Buzzword: Value-Based Care

This is another idea in the effort to improve healthcare that is gaining momentum (slowly) but is a little fuzzy in people’s minds. In this case, both the concept and the execution are tricky. I mean, “value-based care”? It sounds like a business term that uses words that mean something specific to describe something those words don’t mean, which just sows confusion. (If a core competency is supposed to mean a fundamental strength, why do they use a word, competency, which means mediocre?)

Value-based care does have a definition, although that definition is different depending on where you look. Some mention elements like patient input, patient satisfaction, lower costs, and better outcomes. What it comes down to is an overall delivery model where you achieve better health outcomes for the cost of care. Right now, change in this area is being driven by government regulation and programs. The Centers for Medicare and Medicaid Services is looking for models that include higher levels of patient participation, and therefore patient satisfaction and measure outcomes through “relevant medical results”.

Sounds great, right? Right. But there are a few hurdles standing in the way.

First, you have to get providers to incorporate the patient input. Right now, there is a small cadre that do this, but it is viewed as a revolutionary approach, and depends wholly on the evolution of the provider’s experience. Whole person treatment is not part of the infrastructure -- no aspect of patient-centered care as part of clinical practice is standard curriculum in medical schools.

Second, evaluation of what constitutes “value” is based on “relevant clinical results”. What does that mean? Who decides what is relevant? Are they talking about improved disease markers like lab tests? I can give you examples as to why lab tests are a fallible measure: the A1c, which measures average blood sugars over three months, is heavily weighted toward the last four weeks, and as an average, can display a positive result even if a patient is bouncing from extreme highs to extreme lows. An A1c of 6.5 is a great and relevant clinical result, but if a patient gets there by swinging between 50 and 250, that is not as great.

Third, patient satisfaction is a subjective measure. The state of a patient’s condition may improve, but without knowing the patient’s goals, which can differ from the provider’s, it can mean a more restricted life, and that may adversely affect a patient’s satisfaction. A personality mismatch between patient and provider can also produce an inaccurate reflection of positive outcomes. And if the patient is struggling with their mental health, and that is causing self-destructive behavior, the provider can be doing everything right, and both “relevant clinical measures” and patient satisfaction are going to take a hit.

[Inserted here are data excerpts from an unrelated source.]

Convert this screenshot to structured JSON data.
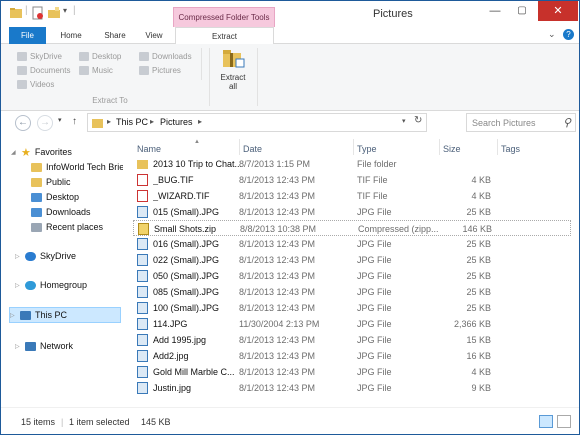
{
  "window": {
    "title": "Pictures",
    "context_tab": "Compressed Folder Tools",
    "help": "?"
  },
  "tabs": [
    "File",
    "Home",
    "Share",
    "View",
    "Extract"
  ],
  "ribbon": {
    "destinations": [
      "SkyDrive",
      "Documents",
      "Videos",
      "Desktop",
      "Music",
      "Downloads",
      "Pictures"
    ],
    "group_label": "Extract To",
    "extract_all": [
      "Extract",
      "all"
    ]
  },
  "address": {
    "segments": [
      "This PC",
      "Pictures"
    ],
    "search_placeholder": "Search Pictures"
  },
  "nav_pane": {
    "favorites": "Favorites",
    "favorite_items": [
      "InfoWorld Tech Brie",
      "Public",
      "Desktop",
      "Downloads",
      "Recent places"
    ],
    "skydrive": "SkyDrive",
    "homegroup": "Homegroup",
    "this_pc": "This PC",
    "network": "Network"
  },
  "columns": {
    "name": "Name",
    "date": "Date",
    "type": "Type",
    "size": "Size",
    "tags": "Tags"
  },
  "files": [
    {
      "name": "2013 10 Trip to Chat...",
      "date": "8/7/2013 1:15 PM",
      "type": "File folder",
      "size": "",
      "icon": "folder"
    },
    {
      "name": "_BUG.TIF",
      "date": "8/1/2013 12:43 PM",
      "type": "TIF File",
      "size": "4 KB",
      "icon": "tif"
    },
    {
      "name": "_WIZARD.TIF",
      "date": "8/1/2013 12:43 PM",
      "type": "TIF File",
      "size": "4 KB",
      "icon": "tif"
    },
    {
      "name": "015 (Small).JPG",
      "date": "8/1/2013 12:43 PM",
      "type": "JPG File",
      "size": "25 KB",
      "icon": "jpg"
    },
    {
      "name": "Small Shots.zip",
      "date": "8/8/2013 10:38 PM",
      "type": "Compressed (zipp...",
      "size": "146 KB",
      "icon": "zip"
    },
    {
      "name": "016 (Small).JPG",
      "date": "8/1/2013 12:43 PM",
      "type": "JPG File",
      "size": "25 KB",
      "icon": "jpg"
    },
    {
      "name": "022 (Small).JPG",
      "date": "8/1/2013 12:43 PM",
      "type": "JPG File",
      "size": "25 KB",
      "icon": "jpg"
    },
    {
      "name": "050 (Small).JPG",
      "date": "8/1/2013 12:43 PM",
      "type": "JPG File",
      "size": "25 KB",
      "icon": "jpg"
    },
    {
      "name": "085 (Small).JPG",
      "date": "8/1/2013 12:43 PM",
      "type": "JPG File",
      "size": "25 KB",
      "icon": "jpg"
    },
    {
      "name": "100 (Small).JPG",
      "date": "8/1/2013 12:43 PM",
      "type": "JPG File",
      "size": "25 KB",
      "icon": "jpg"
    },
    {
      "name": "114.JPG",
      "date": "11/30/2004 2:13 PM",
      "type": "JPG File",
      "size": "2,366 KB",
      "icon": "jpg"
    },
    {
      "name": "Add 1995.jpg",
      "date": "8/1/2013 12:43 PM",
      "type": "JPG File",
      "size": "15 KB",
      "icon": "jpg"
    },
    {
      "name": "Add2.jpg",
      "date": "8/1/2013 12:43 PM",
      "type": "JPG File",
      "size": "16 KB",
      "icon": "jpg"
    },
    {
      "name": "Gold Mill Marble C...",
      "date": "8/1/2013 12:43 PM",
      "type": "JPG File",
      "size": "4 KB",
      "icon": "jpg"
    },
    {
      "name": "Justin.jpg",
      "date": "8/1/2013 12:43 PM",
      "type": "JPG File",
      "size": "9 KB",
      "icon": "jpg"
    }
  ],
  "status": {
    "count": "15 items",
    "selection": "1 item selected",
    "size": "145 KB"
  }
}
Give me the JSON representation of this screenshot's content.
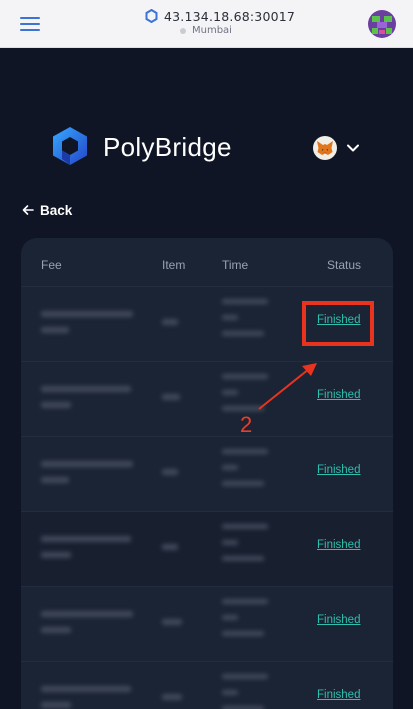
{
  "browser": {
    "address": "43.134.18.68:30017",
    "network": "Mumbai"
  },
  "app": {
    "brand": "PolyBridge",
    "back_label": "Back"
  },
  "table": {
    "headers": {
      "fee": "Fee",
      "item": "Item",
      "time": "Time",
      "status": "Status"
    },
    "rows": [
      {
        "status": "Finished"
      },
      {
        "status": "Finished"
      },
      {
        "status": "Finished"
      },
      {
        "status": "Finished"
      },
      {
        "status": "Finished"
      },
      {
        "status": "Finished"
      }
    ]
  },
  "annotation": {
    "step_number": "2",
    "color": "#e8341f"
  },
  "colors": {
    "background": "#0f1524",
    "table_bg": "#1b2434",
    "accent_link": "#2ebfae",
    "top_bar": "#f4f4f6",
    "menu_icon": "#3b73d6"
  }
}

The government has been moving in a value-based care direction for a long time, since before the Affordable Care Act passed. In all that time, I can find no posted official definition, nor matrices for evaluation. I found one article from the National Institutes of Health, but no policy. This illustrates just how hard a concept value-based care is to get your arms around. It might fall into the herding cats category. As someone who has spent most of her career on federal agency policy, I sympathize. I really do. All I can say is that whatever they come to, I sure hope they have patient perspective incorporated into the final product. Otherwise, value-based care isn’t going to be as valuable as it could be.